Victor n'avait pas menti. L'héroïne était meilleure que la cocaïne. Les effets, directement injectés dans son sang, étaient plus immédiat. Mais pourtant, Sherlock avait une petite tendance à la cocaïne. À force de pouvoir en demander quand il voulait à Victor (vu ce qu'il rapportait durant ses sessions de poker, le dealer ne pouvait définitivement rien lui refuser), il avait créé une petite solution chimique à base de cocaïne 7% qui était ce qu'il préférait. L'héroïne laissait trop de marques sur ses bras, et les nausées qui en découlaient après un fix étaient un peu trop violentes. Il ne supportait pas autant d'effets secondaires avec la cocaïne (à part une forte tendance à la mégalomanie, dixit Seb, mais il était génial, c'était un fait, il n'allait pas s'en cacher).
Cependant, pour faire plaisir à Victor, il acceptait les doses d'héroïne. Sans toutes les consommer. Sans savoir qu'en faire. Sa chère solution à 7% était tout ce qui comptait.
Et puis un jour, Victor souhaita qu'il partage une dose, ensemble, dans la chambre de Victor. Bien plus fortement dosé que d'habitude. Sherlock plana, très très haut. Il sentit les mains de Victor sur lui, bien plus que d'habitude, qui ne s'arrêtaient pas à simplement se poser sur ses bras, comme il le faisait d'habitude. Elles allaient plus loin, s'insinuaient partout comme des tas de serpents glissant sur l'épiderme de Sherlock.
Au fond de lui, une voix disait non. Il ne voulait pas de ça. La drogue, en revanche, disait oui.
- Tu es d'accord ? ronronna Victor en ouvrant sa chemise et en glissant ses doigts sur ses flancs.
- Oui, répondit la partie droguée de son cerveau qui avait pris le pas sur le reste.
Il fut étonnant de constater que sous l'effet du fix, il était parfaitement consentant. Revenu à lui le lendemain, il ne put cependant que se dégoûter et se haïr. Il avait cédé, une fois de plus à Victor. Comme pour la cocaïne, comme pour l'héroïne. Et comme pour la drogue, le dealer allait exiger cela régulièrement, désormais.
Ce fut à compter de ce moment-là qu'il se mit à collectionner les doses d'héroïne sans les consommer.
Et ce fut quand il revit la jolie blonde de John, plusieurs semaines après, qu'il prit la résolution de toutes les consommer... d'un coup.
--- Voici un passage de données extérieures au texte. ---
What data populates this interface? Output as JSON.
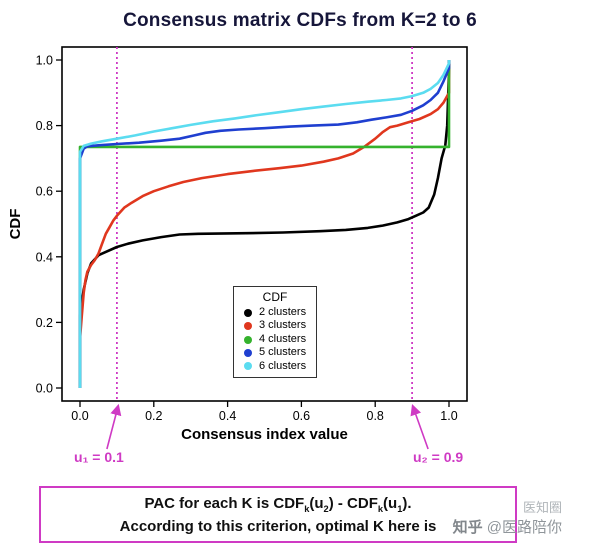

Elle avait ce sourire, cette manière de se comporter, d'agir, de respirer. Sherlock mit quelques temps à comprendre de quoi il s'agissait. Et quand il comprit, il s'enferma dans sa chambre. John lui avait finalement entièrement cédé, à cette pauvre greluche. Elle avait tout obtenu, et elle ne le lâcherait jamais. De là à dire que ce n'était qu'une de ses intrigantes qui s'inscrivaient en médecine pour draguer des futurs médecins et s'assurer un futur train de vie confortable, il n'y avait qu'un pas que Sherlock franchit allégrement.
Mais bizarrement, il ne méprisa ni Mary, ni John.
Elle avait gagné, il avait perdu. C'était de sa faute, après tout. Il avait laissé Victor entrer, et John partir.
Cela n'aurait pas dû lui faire si mal. Mais c'était ainsi.
Alors après des jours à ruminer dans sa chambre, à se morfondre, il aligna toutes les doses d'héroïne sur son lit. Prévoyant, il pensa même à aller ouvrir sa porte. C'était le milieu de la nuit, personne ne viendrait l'embêter. Mais il était important qu'on ne le découvre pas dans plusieurs jours. Victor essayerait probablement de passer dans la journée. À ce moment-là, Sherlock serait parti depuis longtemps.
Dénué de tout sentiments, ses mains préparèrent la seringue, relevèrent sa manche, serrèrent le garrot autour de son bras gauche. Puis une par une, il poussa les ampoules au creux de ses veines, le plus rapidement possible, pour ne pas perdre conscience avant d'avoir pu aller jusqu'au bout.
Il finit par s'effondrer au trois quarts de son œuvre. Qu'importait. Il avait déjà injecté suffisamment de substance dans son système pour le tuer en quelques heures. La dernière chose qu'il vit avant de fermer les yeux et de s'évanouir fut l'heure sur le radioréveil de sa table de nuit : 4h27.